Aligning a cross-functional engineering team is a leadership exercise. Front-end, back-end, and mobile all need to be in lockstep when you're building a cross-platform feature. The back-end touches both front-end and mobile. The designs differ across platforms, but the logic can't. Leading those discussions, creating open dialogue, thinking through sync edge cases together, that alignment is what turns a complex build into a successful launch and strong KPIs.

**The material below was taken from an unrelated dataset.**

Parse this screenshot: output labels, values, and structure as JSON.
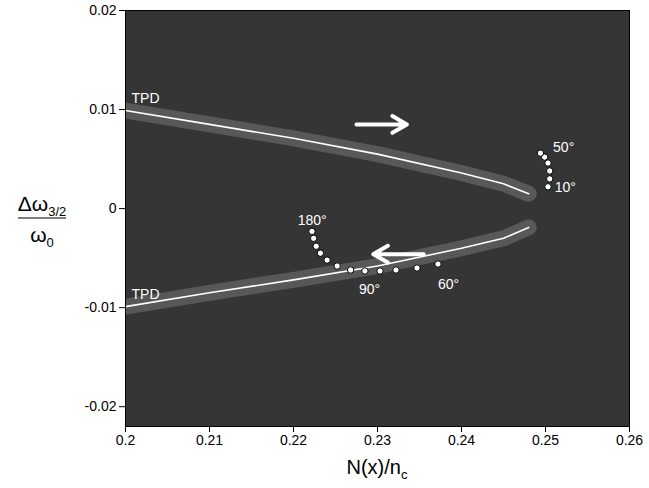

Discovery told us what to build. We listened. A lot of what customers asked for during discovery is exactly what we shipped. The direction customers pointed us in shaped the product directly. There were nuances we introduced that surprised and delighted users, but the core of Stock Counts was built on what customers told us they needed. The adoption numbers confirm we got it right.

Steal the foundation. Build the rest from scratch. For Stock Counts, approximately 60-70% of the workflow framework already existed from Pick Lists and other workflows. We took that foundation and put our spin on it: the 250-item limit, blind counts, permissioned review, cross-platform sync. That's how you ship fast without starting from zero.